Un tempo, quando il professor Fernando Bindi arringava gli studenti davanti al liceo, spiegava loro che un paese ha il parlamento che si merita. Se questo è vero (e sicuramente lo è) non c’è da stupirsi di quello che è accaduto nelle ultime settimane e durante i lavori della sessione consiliare di gennaio.
Quindi non c’è nulla da stupirsi se nonostante gli accordi raggiunti dentro la maggioranza sulle misure anti Covid, subito dopo il gruppo misto e il gruppo di Motus presentano emendamenti contrari a quanto stabilito, per mantenere fede alle loro posizioni liberiste e di protezionismo dei non vaccinati. Invece stupisce la totale mancanza di coerenza rispetto al loro credo quando sottoscrivono l’ordine del giorno che ipotizza l’introduzione dell’obbligo vaccinale, mentre le opposizioni che pure in qualche maniera avevano condiviso il taglio rigorista del governo, si astengono dal voto e lasciano l’aula.

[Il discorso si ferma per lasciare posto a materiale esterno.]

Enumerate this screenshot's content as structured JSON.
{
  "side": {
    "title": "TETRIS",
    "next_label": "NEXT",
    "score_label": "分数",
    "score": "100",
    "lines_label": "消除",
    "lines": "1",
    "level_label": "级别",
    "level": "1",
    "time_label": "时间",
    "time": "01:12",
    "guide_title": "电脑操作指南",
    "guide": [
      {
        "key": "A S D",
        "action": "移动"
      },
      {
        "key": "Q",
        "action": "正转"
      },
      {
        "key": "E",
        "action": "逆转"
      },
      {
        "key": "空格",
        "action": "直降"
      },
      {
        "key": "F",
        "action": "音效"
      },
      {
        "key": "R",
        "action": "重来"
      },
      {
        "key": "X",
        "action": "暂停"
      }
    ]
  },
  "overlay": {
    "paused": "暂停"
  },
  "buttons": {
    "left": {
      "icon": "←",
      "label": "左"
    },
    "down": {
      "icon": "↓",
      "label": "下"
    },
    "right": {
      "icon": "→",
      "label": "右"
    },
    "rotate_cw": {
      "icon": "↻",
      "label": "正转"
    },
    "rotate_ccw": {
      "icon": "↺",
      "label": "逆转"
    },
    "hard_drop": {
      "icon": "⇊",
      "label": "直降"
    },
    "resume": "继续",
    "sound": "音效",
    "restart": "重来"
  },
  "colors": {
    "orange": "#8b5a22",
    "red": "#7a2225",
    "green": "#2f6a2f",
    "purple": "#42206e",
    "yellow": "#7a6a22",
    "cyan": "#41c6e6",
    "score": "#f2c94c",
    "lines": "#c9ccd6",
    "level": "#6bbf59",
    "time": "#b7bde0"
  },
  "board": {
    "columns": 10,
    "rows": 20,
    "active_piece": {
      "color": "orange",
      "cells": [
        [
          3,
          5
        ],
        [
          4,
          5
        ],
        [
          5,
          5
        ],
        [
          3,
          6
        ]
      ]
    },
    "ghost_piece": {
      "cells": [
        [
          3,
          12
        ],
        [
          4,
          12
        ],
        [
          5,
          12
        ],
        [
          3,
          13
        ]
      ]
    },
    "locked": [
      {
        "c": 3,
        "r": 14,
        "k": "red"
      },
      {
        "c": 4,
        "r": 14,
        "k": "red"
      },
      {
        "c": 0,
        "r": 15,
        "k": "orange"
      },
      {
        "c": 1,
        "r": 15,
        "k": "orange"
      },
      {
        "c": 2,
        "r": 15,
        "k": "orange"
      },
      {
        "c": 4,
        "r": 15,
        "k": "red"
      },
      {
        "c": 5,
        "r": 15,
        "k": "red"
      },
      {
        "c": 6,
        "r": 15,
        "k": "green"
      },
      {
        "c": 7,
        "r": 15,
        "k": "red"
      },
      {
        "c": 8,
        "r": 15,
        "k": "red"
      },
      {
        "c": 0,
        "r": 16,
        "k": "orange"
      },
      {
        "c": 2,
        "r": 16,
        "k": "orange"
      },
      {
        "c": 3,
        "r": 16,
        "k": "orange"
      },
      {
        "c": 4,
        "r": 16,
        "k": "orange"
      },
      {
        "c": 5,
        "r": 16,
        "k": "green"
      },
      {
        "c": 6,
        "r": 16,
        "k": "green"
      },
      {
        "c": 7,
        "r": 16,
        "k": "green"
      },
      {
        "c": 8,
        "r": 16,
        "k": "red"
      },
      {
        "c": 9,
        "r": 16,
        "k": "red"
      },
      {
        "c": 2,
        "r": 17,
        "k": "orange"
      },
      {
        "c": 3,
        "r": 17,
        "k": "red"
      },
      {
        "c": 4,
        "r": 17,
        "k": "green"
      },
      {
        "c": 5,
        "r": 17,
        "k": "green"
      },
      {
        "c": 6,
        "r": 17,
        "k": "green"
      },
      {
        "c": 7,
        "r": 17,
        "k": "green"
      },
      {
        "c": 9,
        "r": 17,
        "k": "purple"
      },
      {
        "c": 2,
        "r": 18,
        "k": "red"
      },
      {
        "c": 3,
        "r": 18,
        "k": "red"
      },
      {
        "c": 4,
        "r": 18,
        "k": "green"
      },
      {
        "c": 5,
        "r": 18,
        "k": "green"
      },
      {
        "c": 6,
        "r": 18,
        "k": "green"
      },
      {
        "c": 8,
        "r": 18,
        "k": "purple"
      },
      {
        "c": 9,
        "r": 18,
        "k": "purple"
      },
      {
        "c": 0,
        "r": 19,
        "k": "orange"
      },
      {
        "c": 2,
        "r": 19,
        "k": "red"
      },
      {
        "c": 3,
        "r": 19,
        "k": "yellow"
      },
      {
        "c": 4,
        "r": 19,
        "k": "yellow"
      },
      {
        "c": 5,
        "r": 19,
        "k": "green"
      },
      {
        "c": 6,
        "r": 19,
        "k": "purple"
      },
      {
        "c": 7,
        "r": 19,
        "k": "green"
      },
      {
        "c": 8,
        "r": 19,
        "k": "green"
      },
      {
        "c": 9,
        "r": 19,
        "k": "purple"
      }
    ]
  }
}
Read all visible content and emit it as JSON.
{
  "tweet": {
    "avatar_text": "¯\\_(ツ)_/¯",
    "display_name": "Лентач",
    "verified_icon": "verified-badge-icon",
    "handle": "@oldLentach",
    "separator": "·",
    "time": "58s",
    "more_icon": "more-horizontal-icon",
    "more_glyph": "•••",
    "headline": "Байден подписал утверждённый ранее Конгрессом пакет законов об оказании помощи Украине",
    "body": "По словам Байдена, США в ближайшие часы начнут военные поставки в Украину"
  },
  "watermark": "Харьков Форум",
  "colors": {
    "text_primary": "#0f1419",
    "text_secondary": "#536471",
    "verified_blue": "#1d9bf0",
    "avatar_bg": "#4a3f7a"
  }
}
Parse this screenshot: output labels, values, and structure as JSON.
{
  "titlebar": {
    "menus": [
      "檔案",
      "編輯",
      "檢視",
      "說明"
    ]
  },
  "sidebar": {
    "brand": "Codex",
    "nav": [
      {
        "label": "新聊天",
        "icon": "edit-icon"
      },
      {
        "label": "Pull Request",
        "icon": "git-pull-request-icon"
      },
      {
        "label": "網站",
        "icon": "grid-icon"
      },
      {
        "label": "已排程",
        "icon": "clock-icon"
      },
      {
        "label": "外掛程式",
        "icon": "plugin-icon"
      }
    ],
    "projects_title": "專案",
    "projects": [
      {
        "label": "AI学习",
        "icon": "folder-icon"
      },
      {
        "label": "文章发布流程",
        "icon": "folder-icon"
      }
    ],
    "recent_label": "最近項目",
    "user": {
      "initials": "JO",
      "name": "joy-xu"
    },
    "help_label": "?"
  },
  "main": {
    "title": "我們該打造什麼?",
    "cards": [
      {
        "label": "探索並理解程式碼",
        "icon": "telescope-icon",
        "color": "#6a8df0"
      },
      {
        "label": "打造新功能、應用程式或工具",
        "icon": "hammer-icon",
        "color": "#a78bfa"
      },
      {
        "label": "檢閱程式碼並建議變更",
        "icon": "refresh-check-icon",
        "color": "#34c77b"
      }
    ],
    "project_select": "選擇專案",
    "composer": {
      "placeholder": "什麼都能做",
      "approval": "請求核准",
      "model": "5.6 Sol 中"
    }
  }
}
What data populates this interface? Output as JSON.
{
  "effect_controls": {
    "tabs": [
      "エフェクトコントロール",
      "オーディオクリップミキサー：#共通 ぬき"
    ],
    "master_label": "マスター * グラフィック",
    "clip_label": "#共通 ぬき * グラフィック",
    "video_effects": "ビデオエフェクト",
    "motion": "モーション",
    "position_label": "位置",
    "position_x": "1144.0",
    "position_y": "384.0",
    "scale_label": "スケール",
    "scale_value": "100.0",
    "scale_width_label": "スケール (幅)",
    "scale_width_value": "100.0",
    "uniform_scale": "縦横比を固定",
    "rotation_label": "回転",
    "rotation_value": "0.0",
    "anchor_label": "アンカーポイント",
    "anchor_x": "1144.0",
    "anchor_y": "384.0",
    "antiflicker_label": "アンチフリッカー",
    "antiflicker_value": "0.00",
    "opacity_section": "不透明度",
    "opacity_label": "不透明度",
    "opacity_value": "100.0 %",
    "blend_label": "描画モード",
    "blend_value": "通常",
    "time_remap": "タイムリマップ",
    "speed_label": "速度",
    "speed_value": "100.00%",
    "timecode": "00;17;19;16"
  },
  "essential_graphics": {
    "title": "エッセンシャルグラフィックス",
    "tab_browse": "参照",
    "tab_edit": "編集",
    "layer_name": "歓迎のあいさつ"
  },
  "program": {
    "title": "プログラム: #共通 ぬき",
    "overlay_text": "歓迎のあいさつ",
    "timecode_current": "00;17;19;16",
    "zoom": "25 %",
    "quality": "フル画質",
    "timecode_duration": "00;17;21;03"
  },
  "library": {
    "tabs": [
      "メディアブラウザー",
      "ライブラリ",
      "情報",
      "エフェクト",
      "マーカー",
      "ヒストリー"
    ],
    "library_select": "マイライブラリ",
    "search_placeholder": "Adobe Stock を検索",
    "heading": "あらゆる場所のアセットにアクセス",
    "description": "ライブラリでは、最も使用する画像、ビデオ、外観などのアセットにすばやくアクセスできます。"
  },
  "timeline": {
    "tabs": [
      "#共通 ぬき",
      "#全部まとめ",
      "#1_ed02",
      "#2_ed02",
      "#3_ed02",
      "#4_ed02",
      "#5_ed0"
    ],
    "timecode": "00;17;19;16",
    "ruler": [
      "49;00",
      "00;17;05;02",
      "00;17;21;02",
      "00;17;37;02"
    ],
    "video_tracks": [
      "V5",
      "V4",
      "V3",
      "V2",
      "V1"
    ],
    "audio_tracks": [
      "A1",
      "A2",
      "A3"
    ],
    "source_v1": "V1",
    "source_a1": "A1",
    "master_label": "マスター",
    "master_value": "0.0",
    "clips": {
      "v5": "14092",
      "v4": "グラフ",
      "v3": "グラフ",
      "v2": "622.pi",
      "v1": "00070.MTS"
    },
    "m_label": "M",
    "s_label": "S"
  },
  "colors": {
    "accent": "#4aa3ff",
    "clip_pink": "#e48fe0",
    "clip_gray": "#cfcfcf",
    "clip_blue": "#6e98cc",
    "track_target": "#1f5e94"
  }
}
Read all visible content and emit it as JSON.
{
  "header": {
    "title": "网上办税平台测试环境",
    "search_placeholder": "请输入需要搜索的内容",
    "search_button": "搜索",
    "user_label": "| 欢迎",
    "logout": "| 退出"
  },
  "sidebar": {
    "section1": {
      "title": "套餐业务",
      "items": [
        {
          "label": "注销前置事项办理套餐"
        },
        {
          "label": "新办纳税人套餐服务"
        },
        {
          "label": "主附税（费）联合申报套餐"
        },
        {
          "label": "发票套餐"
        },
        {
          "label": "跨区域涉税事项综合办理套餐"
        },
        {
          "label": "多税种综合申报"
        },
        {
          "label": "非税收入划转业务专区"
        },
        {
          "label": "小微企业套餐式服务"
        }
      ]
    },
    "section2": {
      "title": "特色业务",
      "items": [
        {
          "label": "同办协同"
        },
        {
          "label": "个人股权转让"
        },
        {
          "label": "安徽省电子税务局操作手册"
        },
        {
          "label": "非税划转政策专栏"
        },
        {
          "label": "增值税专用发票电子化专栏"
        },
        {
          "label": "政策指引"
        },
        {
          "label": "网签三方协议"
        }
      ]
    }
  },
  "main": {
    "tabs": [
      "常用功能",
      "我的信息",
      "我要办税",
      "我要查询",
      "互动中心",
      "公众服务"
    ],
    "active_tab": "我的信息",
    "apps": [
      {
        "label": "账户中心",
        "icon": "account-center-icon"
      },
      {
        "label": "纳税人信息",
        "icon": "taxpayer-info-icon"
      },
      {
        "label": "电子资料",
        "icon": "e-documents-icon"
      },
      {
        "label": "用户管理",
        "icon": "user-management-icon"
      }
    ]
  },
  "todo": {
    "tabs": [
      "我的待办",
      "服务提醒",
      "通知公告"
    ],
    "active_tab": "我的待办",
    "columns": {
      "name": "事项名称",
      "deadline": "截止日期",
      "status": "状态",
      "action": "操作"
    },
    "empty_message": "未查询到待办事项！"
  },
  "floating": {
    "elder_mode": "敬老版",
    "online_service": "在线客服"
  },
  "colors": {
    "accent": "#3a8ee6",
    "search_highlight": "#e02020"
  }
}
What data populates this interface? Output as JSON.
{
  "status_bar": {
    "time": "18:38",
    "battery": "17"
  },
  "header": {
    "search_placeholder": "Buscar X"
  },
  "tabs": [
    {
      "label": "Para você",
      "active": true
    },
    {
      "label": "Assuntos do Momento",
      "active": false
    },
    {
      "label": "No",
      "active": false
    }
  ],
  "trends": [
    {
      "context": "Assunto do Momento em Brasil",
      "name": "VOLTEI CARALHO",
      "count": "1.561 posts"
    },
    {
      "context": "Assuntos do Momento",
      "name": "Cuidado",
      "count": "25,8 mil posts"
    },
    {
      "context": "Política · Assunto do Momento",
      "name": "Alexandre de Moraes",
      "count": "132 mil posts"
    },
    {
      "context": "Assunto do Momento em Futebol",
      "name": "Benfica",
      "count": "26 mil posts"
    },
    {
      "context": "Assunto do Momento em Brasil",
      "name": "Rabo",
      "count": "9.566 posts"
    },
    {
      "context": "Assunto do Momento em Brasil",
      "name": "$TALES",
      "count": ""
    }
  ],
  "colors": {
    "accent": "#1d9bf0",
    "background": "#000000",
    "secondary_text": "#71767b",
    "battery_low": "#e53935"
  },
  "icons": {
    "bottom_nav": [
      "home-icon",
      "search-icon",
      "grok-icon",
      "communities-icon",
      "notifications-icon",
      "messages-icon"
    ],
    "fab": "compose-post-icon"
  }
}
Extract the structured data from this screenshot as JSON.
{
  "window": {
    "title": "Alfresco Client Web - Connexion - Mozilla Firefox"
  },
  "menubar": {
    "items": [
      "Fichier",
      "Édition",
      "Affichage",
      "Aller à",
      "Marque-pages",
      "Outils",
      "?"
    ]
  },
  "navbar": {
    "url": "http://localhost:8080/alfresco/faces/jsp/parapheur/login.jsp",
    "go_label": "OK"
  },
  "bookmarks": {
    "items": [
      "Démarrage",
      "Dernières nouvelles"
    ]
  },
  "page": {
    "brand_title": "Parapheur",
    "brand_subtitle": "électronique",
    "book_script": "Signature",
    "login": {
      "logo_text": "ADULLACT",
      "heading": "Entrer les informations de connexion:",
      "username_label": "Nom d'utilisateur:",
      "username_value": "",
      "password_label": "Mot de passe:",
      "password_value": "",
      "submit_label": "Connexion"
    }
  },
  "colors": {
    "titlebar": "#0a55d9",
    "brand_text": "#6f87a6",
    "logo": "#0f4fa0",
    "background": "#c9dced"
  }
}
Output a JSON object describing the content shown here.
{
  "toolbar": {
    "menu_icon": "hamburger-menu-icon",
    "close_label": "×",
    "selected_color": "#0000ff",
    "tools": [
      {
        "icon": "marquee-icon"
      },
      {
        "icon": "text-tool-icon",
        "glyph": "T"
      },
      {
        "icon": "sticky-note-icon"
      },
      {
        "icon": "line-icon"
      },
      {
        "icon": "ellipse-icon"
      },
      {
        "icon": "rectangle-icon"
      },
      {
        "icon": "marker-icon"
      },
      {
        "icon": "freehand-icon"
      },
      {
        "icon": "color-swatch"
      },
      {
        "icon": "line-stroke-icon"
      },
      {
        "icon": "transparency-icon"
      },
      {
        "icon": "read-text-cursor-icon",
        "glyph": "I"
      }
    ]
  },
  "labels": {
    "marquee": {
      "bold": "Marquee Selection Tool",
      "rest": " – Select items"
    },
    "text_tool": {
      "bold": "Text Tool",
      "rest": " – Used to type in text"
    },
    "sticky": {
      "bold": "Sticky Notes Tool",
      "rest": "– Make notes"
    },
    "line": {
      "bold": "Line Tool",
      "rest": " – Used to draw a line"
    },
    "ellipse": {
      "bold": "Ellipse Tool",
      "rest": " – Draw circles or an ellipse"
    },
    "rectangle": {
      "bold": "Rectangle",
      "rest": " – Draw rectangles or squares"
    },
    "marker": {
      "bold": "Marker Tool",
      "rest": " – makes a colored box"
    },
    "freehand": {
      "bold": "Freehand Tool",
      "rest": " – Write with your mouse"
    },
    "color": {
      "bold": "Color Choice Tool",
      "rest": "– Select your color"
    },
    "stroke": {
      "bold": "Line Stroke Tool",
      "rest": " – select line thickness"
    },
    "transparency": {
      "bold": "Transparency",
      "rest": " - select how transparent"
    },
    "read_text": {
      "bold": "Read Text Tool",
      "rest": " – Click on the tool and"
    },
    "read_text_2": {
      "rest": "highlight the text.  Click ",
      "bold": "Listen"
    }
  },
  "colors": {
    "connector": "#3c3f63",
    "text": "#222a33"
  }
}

Non c’è nulla da stupirsi se dalle file dell’opposizione si continua a biasimare la parziale chiusura dei servizi e dei reparti ospedalieri a fronte di una decina di ricoverati Covid. Evidentemente le persone “responsabili” che siedono tra quei banchi non si rendono conto che medici e infermieri fronteggiano ormai da metà dicembre una valanga di 1500 /1700 positivi, che stanno in isolamento almeno per una decina di giorni e che devono essere assistiti per tutte le loro necessità. Che fanno i tracciamenti e la sorveglianza delle quarantene. Che con lo stesso personale di sempre si fanno i vaccini: il clou si è avuto con l’open day per i ragazzi, quando sono stati somministrati in totale 1500 dosi in un solo giorno. Che con lo stesso personale si fanno più di 500 tamponi al giorno, che devono essere processati e i cui risultati devono essere registrati e comunicati alla persona. Che bisogna accettare prenotazioni, far certificati di malattia o di ripresa del lavoro, mandare i green pass. Ecco perché alcuni servizi sono stati chiusi.
Non c’è da stupirsi se, sempre da quei banchi “responsabili”, si continua a chiedere che il personale PA vada in aiuto ai centri sanitari. Evidentemente non sanno che gli infermieri dei centri sanitari fanno il triage anche al telefono, cioè sanno classificare la gravità di un paziente e adottare il protocollo necessario. Chi mandiamo a sostituirli, qualche segretaria, seppur brava? E poi come la mettiamo con la privacy e con l’accesso ai dati del sistema sanitario? Ad esempio: i volontari della protezione civile, che sono stati chiamati ad assolvere servizi ausiliari “non sanitari” sono stati comunque adeguatamente formati.
Altro problema sono i tamponi e le file che si formano al drive-through. Cittadini e soprattutto operatori economici di Cailungo si sono lamentati del disagio che questo fenomeno crea quotidianamente a livello di mobilità stradale. Si è pensato allora di offrire una soluzione con una tenda allestita grazie alla Protezione Civile in zona Ciarulla, dove c’è il tiro a volo, che dovrebbe cominciare a funzionare da oggi, lunedì 24. Qui non si crea disagio per nessuno. Però, ci potrebbe essere il problema della trasmissione dei dati che, in mancanza delle opportune infrastrutture di comunicazione, dovranno essere portati manualmente in ospedale. Il rischio è che si creino ritardi in questo senso.
Non esistono risposte facili, né soluzioni semplici di fronte ad una pandemia e risposte improvvisate possono creare più danno di quello che già c’è. Il nuovo direttore generale Bevere, atteso fra una settimana, si trova molte questioni da risolvere a livello organizzativo, sia per dare una risposta più puntuale ai cittadini, sia al personale sanitario che sta lavorando senza respiro, sia all’intera struttura ospedaliera che deve tornare quanto prima alla sua operatività.
Ma anche qui, le “forze responsabili” hanno cominciato ad attaccarlo prima ancora che si affacciasse al confine e sicuramente non risparmieranno critiche appena andrà ad insediarsi al quinto piano ISS. Anche di questo non ci sarà nulla da stupirsi.